Lorsqu’il arriva devant la porte de la salle de soins, il vit qu’Ethan était là, appuyé contre la paroi métallique qui y faisait face. Ses yeux étaient rougis et gonflés : il avait pleuré récemment et Ash n’en était que plus inquiet. D’un signe de tête, ce dernier demanda des nouvelles à son frère.

— Aucune idée… Al’ m’a jeté dehors… Il ne veut pas avoir la moindre nuisance… déclara celui-ci.
— Tu peux pas lui en vouloir. Il fait que son travail.

Soudain, la porte s’ouvrit brusquement, laissant apparaître la silhouette du médecin. Il semblait profondément dévasté :

— Je suis désolé… Je ne comprends pas ce qu’il a bien pu se passer…

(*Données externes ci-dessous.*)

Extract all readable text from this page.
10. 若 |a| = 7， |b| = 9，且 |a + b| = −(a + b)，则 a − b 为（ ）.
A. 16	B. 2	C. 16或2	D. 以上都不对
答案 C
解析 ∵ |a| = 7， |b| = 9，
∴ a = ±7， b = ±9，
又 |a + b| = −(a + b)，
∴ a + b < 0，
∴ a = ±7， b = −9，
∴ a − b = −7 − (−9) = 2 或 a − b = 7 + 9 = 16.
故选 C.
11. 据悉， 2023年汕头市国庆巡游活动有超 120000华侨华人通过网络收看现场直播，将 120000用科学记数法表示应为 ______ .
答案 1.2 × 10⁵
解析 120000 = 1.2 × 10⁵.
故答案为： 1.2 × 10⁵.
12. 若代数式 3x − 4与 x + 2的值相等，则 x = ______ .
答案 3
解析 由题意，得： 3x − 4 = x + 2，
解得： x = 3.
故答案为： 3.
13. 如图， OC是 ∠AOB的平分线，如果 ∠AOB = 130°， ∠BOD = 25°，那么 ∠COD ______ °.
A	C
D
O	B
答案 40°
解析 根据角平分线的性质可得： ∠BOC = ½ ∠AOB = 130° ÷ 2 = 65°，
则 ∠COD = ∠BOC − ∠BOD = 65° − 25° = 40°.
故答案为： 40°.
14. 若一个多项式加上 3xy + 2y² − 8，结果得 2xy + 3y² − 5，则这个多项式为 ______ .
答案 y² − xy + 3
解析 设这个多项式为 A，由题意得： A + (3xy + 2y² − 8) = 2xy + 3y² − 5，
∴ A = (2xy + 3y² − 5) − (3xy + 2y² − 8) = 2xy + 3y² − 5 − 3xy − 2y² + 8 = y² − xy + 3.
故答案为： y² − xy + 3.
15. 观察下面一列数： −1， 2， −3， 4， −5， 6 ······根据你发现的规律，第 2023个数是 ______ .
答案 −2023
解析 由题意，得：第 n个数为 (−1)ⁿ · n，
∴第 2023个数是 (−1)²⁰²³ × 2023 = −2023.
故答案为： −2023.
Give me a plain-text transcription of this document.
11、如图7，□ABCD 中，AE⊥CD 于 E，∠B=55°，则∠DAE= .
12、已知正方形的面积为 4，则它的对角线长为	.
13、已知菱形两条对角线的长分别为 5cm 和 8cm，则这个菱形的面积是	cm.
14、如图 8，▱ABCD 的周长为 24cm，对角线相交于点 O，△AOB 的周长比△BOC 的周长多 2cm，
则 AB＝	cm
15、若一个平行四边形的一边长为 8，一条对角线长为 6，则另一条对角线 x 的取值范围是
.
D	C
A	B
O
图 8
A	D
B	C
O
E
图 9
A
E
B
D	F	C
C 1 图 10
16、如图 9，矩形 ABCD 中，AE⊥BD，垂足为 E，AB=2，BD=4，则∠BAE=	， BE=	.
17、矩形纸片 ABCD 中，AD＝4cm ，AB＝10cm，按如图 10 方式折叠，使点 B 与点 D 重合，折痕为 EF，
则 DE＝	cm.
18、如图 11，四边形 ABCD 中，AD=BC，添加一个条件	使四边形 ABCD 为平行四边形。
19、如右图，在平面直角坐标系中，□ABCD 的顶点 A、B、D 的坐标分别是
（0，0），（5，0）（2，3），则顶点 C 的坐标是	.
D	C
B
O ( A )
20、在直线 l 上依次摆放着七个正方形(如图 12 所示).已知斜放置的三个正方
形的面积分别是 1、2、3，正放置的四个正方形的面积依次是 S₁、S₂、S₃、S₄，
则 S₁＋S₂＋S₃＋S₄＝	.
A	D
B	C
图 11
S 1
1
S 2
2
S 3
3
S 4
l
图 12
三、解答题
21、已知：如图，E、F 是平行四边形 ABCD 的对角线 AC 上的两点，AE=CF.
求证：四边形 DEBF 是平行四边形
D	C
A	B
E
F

Ethan et Tooms se jetèrent alors dans la pièce : ils virent d’un côté Jack, que Seilah bandait consciencieusement, et de l’autre le corps inanimé de Sarina, posé sur la seule paillasse disponible. Elle semblait si paisible qu’elle aurait pu sembler uniquement endormie si sa poitrine n’avait pas cessé tout mouvement respiratoire. L'aîné de la fratrie tomba alors à genoux, en larmes, tandis que son timonier de frère le prenait par les épaules, abasourdi par la nouvelle. Il lâcha alors Ethan pour se rendre auprès de la jeune femme et posa une main rugueuse contre son visage glacé. Il écarta une mèche de cheveux du visage de sa soeur et vit un trou dans sa peau, près de l’une de ses tempes : il s’agissait là d’une blessure, certainement due au choc lorsque la jeune femme était tombée inanimée après la possession par le Commandant de l’Alliance. Mais le plus curieux, c'était que Tooms y voyait : alors qu’il s’attendait à y trouver un morceau de chair sanguinolent ou même une partie du crâne de Sarina qui aurait été mis à nu, le pilote avait sous les yeux un bout de métal sombre en lieu de l’os de la tête de la jeune femme. Intrigué, Ash se tourna alors vers Al’ et, d’un signe de la main, il lui demanda d’approcher :

— Euh, Doc ! C’est quoi, ça ?

Le médecin avança d’un pas rapide vers la paillasse et remis ses lunettes avant d’attraper un scanner. Il l’approcha du bout de métal et haussa un sourcil, intrigué par les résultats qu’il lisait sur l’écran :

— J’avoue que je ne comprends pas… À moins que…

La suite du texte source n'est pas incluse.